Empowerment of primary health care in an Outreach resource-limited district in Punjab: a strategy for improving adherence to Antiepileptic drug treatment in children with Epilepsy..
Pak J Neurological Sci Jan ;14(4):6-12.

Introduction: There is wide acknowledgement of the need for community involvement in the optimal management of children with epilepsy (CWE) in outreach financially constrained districts of the developing countries, but there is scarce data on comprehensive community-based childhood epilepsy treatment programs assessment. OBJECTIVES: The objective of this study is to weigh impact of local primary care empowerment upon anti-epileptic drugs (AEDs) adherence assessed by self-reporting method in an outreach financially constrained district: Bhakhar in Pakistan. Methods: During this snap-shot study, 240 children with epilepsy aged 4months to 18years, on treatment with AED(s) at least 3 months prior to the camp dates, were selected for data collection. Of the total, 160 were being managed in the empowered private charity primary health care while 80 had the first contact and were taken as control. The three parts of the data were:1) demography of the study population 2) AEDs adherence profile assessed by the “Morisky Medication Adherence Scale-8” (MMAS-8) and 3) usefulness of multimodal strategy of the “Community Childhood Epilepsy Center” (CCEC) on antiepileptic drug adherence.

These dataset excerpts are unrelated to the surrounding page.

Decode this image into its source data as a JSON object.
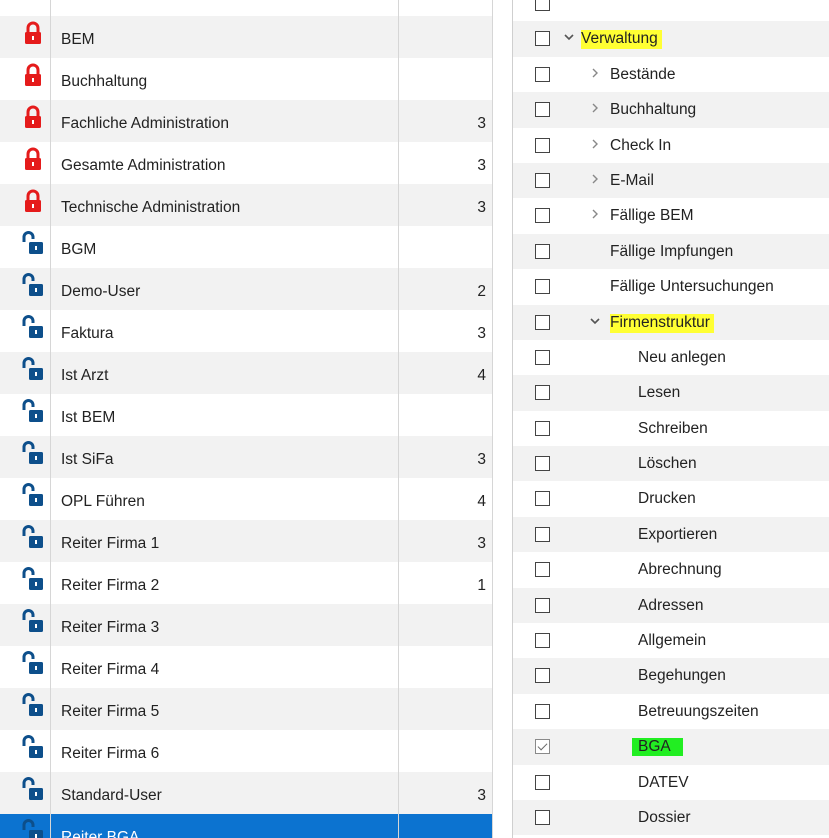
{
  "colors": {
    "selection": "#0c73d0",
    "lock_locked": "#e51b1b",
    "lock_unlocked": "#0d4f8b",
    "highlight_yellow": "#ffff33",
    "highlight_green": "#22ee22"
  },
  "roles": [
    {
      "name": "BEM",
      "count": "",
      "locked": true,
      "selected": false
    },
    {
      "name": "Buchhaltung",
      "count": "",
      "locked": true,
      "selected": false
    },
    {
      "name": "Fachliche Administration",
      "count": "3",
      "locked": true,
      "selected": false
    },
    {
      "name": "Gesamte Administration",
      "count": "3",
      "locked": true,
      "selected": false
    },
    {
      "name": "Technische Administration",
      "count": "3",
      "locked": true,
      "selected": false
    },
    {
      "name": "BGM",
      "count": "",
      "locked": false,
      "selected": false
    },
    {
      "name": "Demo-User",
      "count": "2",
      "locked": false,
      "selected": false
    },
    {
      "name": "Faktura",
      "count": "3",
      "locked": false,
      "selected": false
    },
    {
      "name": "Ist Arzt",
      "count": "4",
      "locked": false,
      "selected": false
    },
    {
      "name": "Ist BEM",
      "count": "",
      "locked": false,
      "selected": false
    },
    {
      "name": "Ist SiFa",
      "count": "3",
      "locked": false,
      "selected": false
    },
    {
      "name": "OPL Führen",
      "count": "4",
      "locked": false,
      "selected": false
    },
    {
      "name": "Reiter Firma 1",
      "count": "3",
      "locked": false,
      "selected": false
    },
    {
      "name": "Reiter Firma 2",
      "count": "1",
      "locked": false,
      "selected": false
    },
    {
      "name": "Reiter Firma 3",
      "count": "",
      "locked": false,
      "selected": false
    },
    {
      "name": "Reiter Firma 4",
      "count": "",
      "locked": false,
      "selected": false
    },
    {
      "name": "Reiter Firma 5",
      "count": "",
      "locked": false,
      "selected": false
    },
    {
      "name": "Reiter Firma 6",
      "count": "",
      "locked": false,
      "selected": false
    },
    {
      "name": "Standard-User",
      "count": "3",
      "locked": false,
      "selected": false
    },
    {
      "name": "Reiter BGA",
      "count": "",
      "locked": false,
      "selected": true
    }
  ],
  "permissions": [
    {
      "label": "",
      "level": 0,
      "expander": "none",
      "checked": false,
      "highlight": "none"
    },
    {
      "label": "Verwaltung",
      "level": 0,
      "expander": "expanded",
      "checked": false,
      "highlight": "yellow"
    },
    {
      "label": "Bestände",
      "level": 1,
      "expander": "collapsed",
      "checked": false,
      "highlight": "none"
    },
    {
      "label": "Buchhaltung",
      "level": 1,
      "expander": "collapsed",
      "checked": false,
      "highlight": "none"
    },
    {
      "label": "Check In",
      "level": 1,
      "expander": "collapsed",
      "checked": false,
      "highlight": "none"
    },
    {
      "label": "E-Mail",
      "level": 1,
      "expander": "collapsed",
      "checked": false,
      "highlight": "none"
    },
    {
      "label": "Fällige BEM",
      "level": 1,
      "expander": "collapsed",
      "checked": false,
      "highlight": "none"
    },
    {
      "label": "Fällige Impfungen",
      "level": 1,
      "expander": "none",
      "checked": false,
      "highlight": "none"
    },
    {
      "label": "Fällige Untersuchungen",
      "level": 1,
      "expander": "none",
      "checked": false,
      "highlight": "none"
    },
    {
      "label": "Firmenstruktur",
      "level": 1,
      "expander": "expanded",
      "checked": false,
      "highlight": "yellow"
    },
    {
      "label": "Neu anlegen",
      "level": 2,
      "expander": "none",
      "checked": false,
      "highlight": "none"
    },
    {
      "label": "Lesen",
      "level": 2,
      "expander": "none",
      "checked": false,
      "highlight": "none"
    },
    {
      "label": "Schreiben",
      "level": 2,
      "expander": "none",
      "checked": false,
      "highlight": "none"
    },
    {
      "label": "Löschen",
      "level": 2,
      "expander": "none",
      "checked": false,
      "highlight": "none"
    },
    {
      "label": "Drucken",
      "level": 2,
      "expander": "none",
      "checked": false,
      "highlight": "none"
    },
    {
      "label": "Exportieren",
      "level": 2,
      "expander": "none",
      "checked": false,
      "highlight": "none"
    },
    {
      "label": "Abrechnung",
      "level": 2,
      "expander": "none",
      "checked": false,
      "highlight": "none"
    },
    {
      "label": "Adressen",
      "level": 2,
      "expander": "none",
      "checked": false,
      "highlight": "none"
    },
    {
      "label": "Allgemein",
      "level": 2,
      "expander": "none",
      "checked": false,
      "highlight": "none"
    },
    {
      "label": "Begehungen",
      "level": 2,
      "expander": "none",
      "checked": false,
      "highlight": "none"
    },
    {
      "label": "Betreuungszeiten",
      "level": 2,
      "expander": "none",
      "checked": false,
      "highlight": "none"
    },
    {
      "label": "BGA",
      "level": 2,
      "expander": "none",
      "checked": true,
      "highlight": "green"
    },
    {
      "label": "DATEV",
      "level": 2,
      "expander": "none",
      "checked": false,
      "highlight": "none"
    },
    {
      "label": "Dossier",
      "level": 2,
      "expander": "none",
      "checked": false,
      "highlight": "none"
    }
  ]
}
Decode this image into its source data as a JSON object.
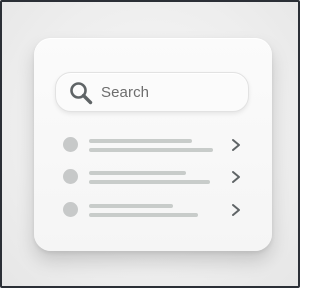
{
  "search": {
    "placeholder": "Search",
    "icon": "search-icon"
  },
  "list": {
    "items": [
      {
        "icon": "circle-placeholder",
        "trailing_icon": "chevron-right-icon"
      },
      {
        "icon": "circle-placeholder",
        "trailing_icon": "chevron-right-icon"
      },
      {
        "icon": "circle-placeholder",
        "trailing_icon": "chevron-right-icon"
      }
    ]
  },
  "colors": {
    "background": "#eeeeee",
    "card": "#f8f8f8",
    "placeholder_gray": "#c8ccca",
    "icon_gray": "#5f6466",
    "frame_border": "#2b2f36"
  }
}
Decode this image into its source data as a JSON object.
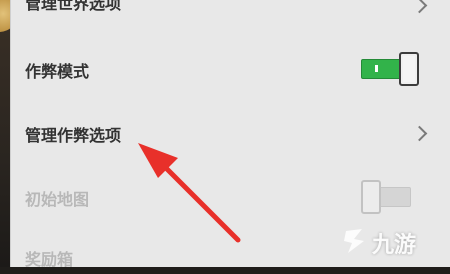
{
  "settings": {
    "items": [
      {
        "label": "管理世界选项",
        "control": "chevron"
      },
      {
        "label": "作弊模式",
        "control": "toggle",
        "state": "on"
      },
      {
        "label": "管理作弊选项",
        "control": "chevron"
      },
      {
        "label": "初始地图",
        "control": "toggle",
        "state": "off",
        "disabled": true
      },
      {
        "label": "奖励箱",
        "control": "none",
        "disabled": true
      }
    ]
  },
  "annotation": {
    "arrow_color": "#e8302a",
    "points_to": "管理作弊选项"
  },
  "watermark": {
    "text": "九游",
    "logo_icon": "jiuyou-logo-icon"
  },
  "colors": {
    "panel_bg": "#e8e8e8",
    "toggle_on": "#32b34a",
    "label_text": "#333333",
    "disabled_text": "#b8b8b8"
  }
}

Ethical approvals were attained from the institutional ethics committee. RESULTS: Age ranged from 04 months - 18 yrs with female to male ratio of 1: 1.26. AED(s) self-report adherence was 85% (in 2014 it was 42% without support and intervention) amongst the patients treated at community childhood epilepsy center with the provision of free consultations and AEDs, whereas adherence was 40% amongst the patients not intervened by the community center: without any gender preference in either group. Unaffordability of childhood epilepsy treatment cost was the most important cause of non-adherence to AEDs among the study population. CONCLUSION: Marked improvement in AEDs adherence (85% VS 40%) was documented after empowering the local community with the help of visiting the consultant pediatric neurologists from the cosmopolitan city to an outreach resource-constrained district in Pakistan.